Poi le Autostrade vengono privatizzate, il controllo passa alla famiglia Benetton, ma l’approccio al ponte non cambia. Per anni il tema viene quasi dimenticato, torna nel 2010: la perizia dell’ingegner Rugarli riporta un verbale del Comitato completamento lavori nel quale si discute una relazione dell’ingegner Gennarino Tozzi, responsabile delle nuove opere.
Rugarli osserva che l’allora amministratore delegato Giovanni Castellucci “stranamente” dice che «la soluzione risolutiva sarebbe quella di anticipare gli interventi di rinforzo strutturale degli stralli dei residui dei due sistemi bilanciati».
Ufficialmente non ci sono problemi urgenti, l’unica scadenza temporale nei documenti di Autostrade è quel 2030 entro il quale porsi il problema, ma Castellucci chiede di intervenire subito.
La perizia non trova elementi per dimostrare che Castellucci sapeva qualcosa che gli altri non sapevano, si limita a indicare che tutti avevano elementi per preoccuparsi ma nessuno ha mai parlato esplicitamente di ipotesi di crollo del ponte, si trova traccia esplicita del pericolo soltanto in un documento del 2013 che prevede tra i possibili rischi per l’azienda il «crollo del viadotto Polcevera per ritardati interventi di manutenzione», al processo le difese dei manager diranno che si tratta di uno di quei rischi puramente teorici da scongiurare attraverso gli interventi già disposti, l’accusa sosterrà che era invece una minaccia concreta che non è stata affrontata.
L’ultima occasione sprecata
«In più di 50 anni nessuno all’interno di Aspi e delle controllate ha mai messo esplicitamente nero su bianco alcun timore per le recisione dei trefoli dei cavi primari», osserva stupito l’ingegner Rugarli, anche se con il senno di poi di ragioni per farsi almeno la domanda ce n’erano parecchie.

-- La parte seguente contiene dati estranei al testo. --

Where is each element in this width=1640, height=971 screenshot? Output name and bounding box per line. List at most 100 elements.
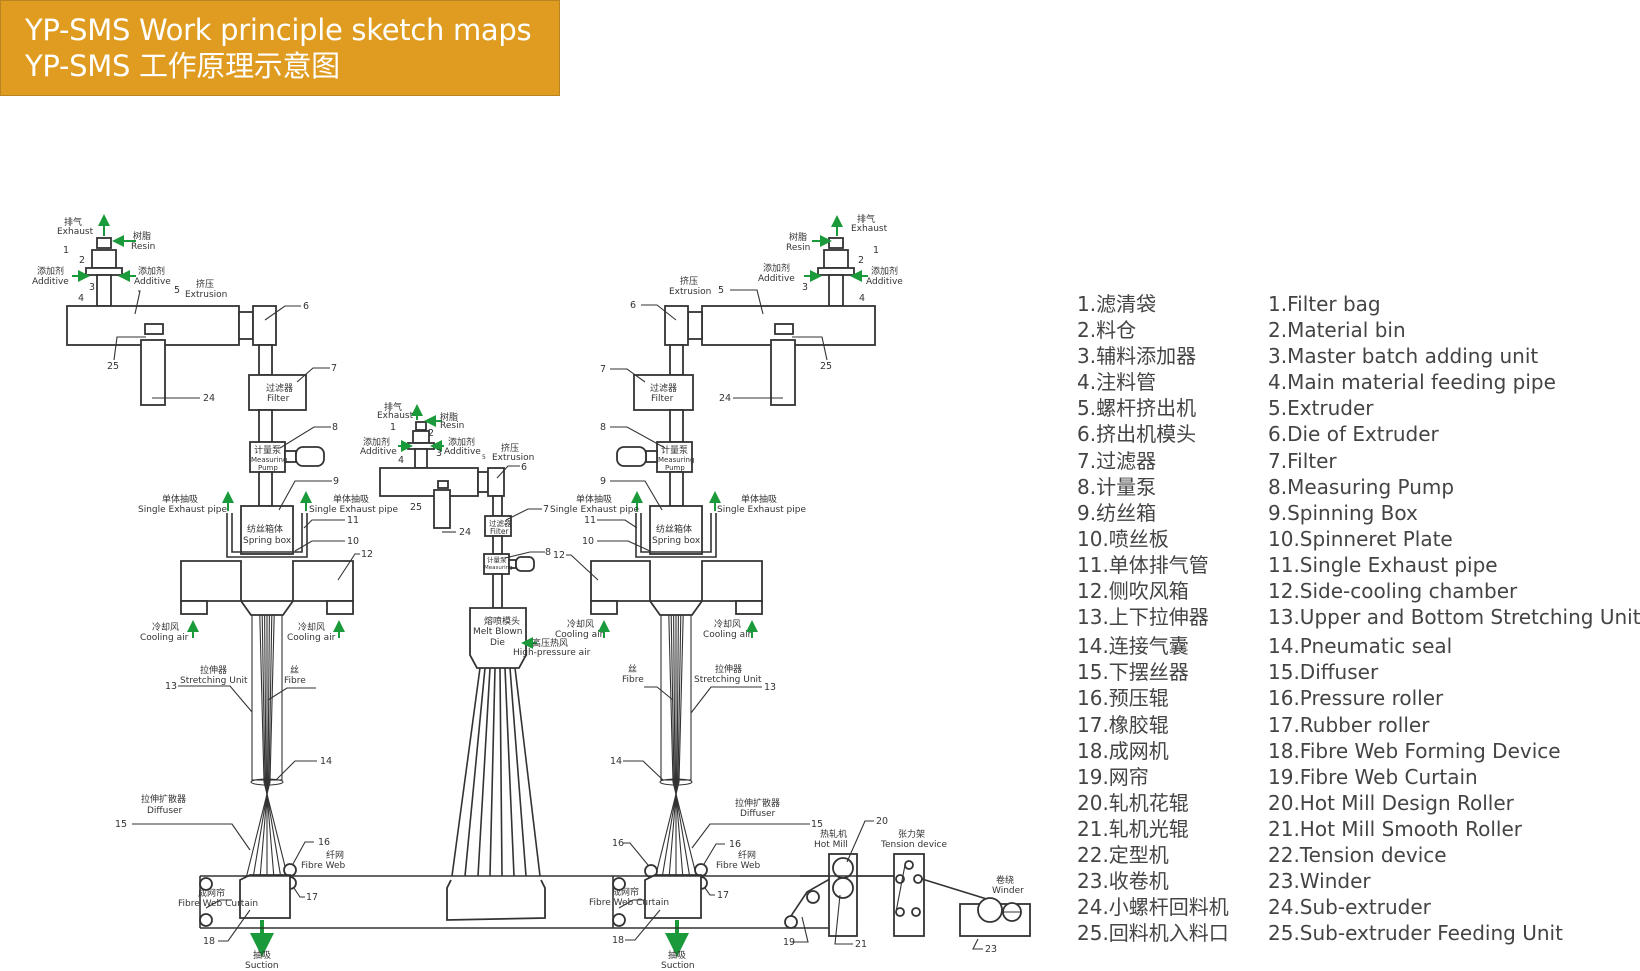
label: Fibre Web Curtain [178,899,258,909]
curtain-roller [612,877,626,891]
legend-en-item-16: 16.Pressure roller [1268,686,1444,711]
label: 添加剂 [138,265,165,277]
legend-en-item-4: 4.Main material feeding pipe [1268,370,1556,395]
meltblown-strand [499,667,503,877]
spinning-box [240,505,294,555]
callout-11: 11 [584,515,596,526]
meltblown-strand [509,667,527,877]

Nel 2015 c’è “l’ultima occasione sprecata”, un incarico conferito a Cesi, società esterna al gruppo Autostrade: è la prima volta che un soggetto terzo può indagare sullo stato di salute del ponte Morandi. Cesi conclude che il sistema di procedure di Autostrade era «adeguato a cogliere l’evoluzione dell’integrità degli stralli». Questo, secondo la perizia di Rugarli, è «un errore grave e ingiustificabile».
Quando poi Autostrade manda al ministero dei Trasporti, vigilante sulla concessione, un progetto per rafforzare comunque i pilastri con sostegni esterni (retrofitting), «i funzionari ministeriali prendono per buono quanto viene loro prospettato», cioè una corrosione tra il 10 e il 20 per cento, incompatibile con i rischi di un crollo.
Anche un altro ingegnere del Politecnico di Milano, Carmelo Gentile, nel 2017 si esprime sul ponte ma senza ipotizzare la corrosione dei cavi primari, tutti guardano a quelli secondari semplicemente perché sono gli unici osservabili.
I lavori di retrofitting per la pila 9, quella del crollo, vengono avviati da Autostrade nell’autunno 2017, l’approvazione finale del ministero arriva soltanto a giugno 2018, ma due mesi dopo il ponte non c’è più.
La cultura aziendale
La perizia di Rugarli non arriva a ripartire le responsabilità a livello individuale, fa capire che sarà un lavoro complesso, ma che lascia al processo, si limita a osservare che «senza escludere la possibilità che il motore ultimo dell’abbandono subito dal ponte per tanti anni fosse l’avidità di profitti, che non spetta a questa relazione determinare, resta da comprendere come la altrettanto necessaria inconsapevolezza dei rischi avesse potuto allignare così pervasivamente in uno dei gruppi societari più importanti del paese».
Una domanda molto attuale: poiché quella cultura dell’inconsapevolezza sembra aver attraversato sia la gestione pubblica che quella privata, non è affatto detto che il passaggio della quota di controllo di Autostrade dalla famiglia Benetton a una cordata guidata dalla pubblica Cassa depositi e prestiti sia sufficiente a risolvere tutti i problemi e prevenire future sorprese negative prodotte da quel pericoloso approccio del “tutto è misurabile, tutto è prevedibile” che ha contribuito a creare le condizioni per la tragedia del 2018.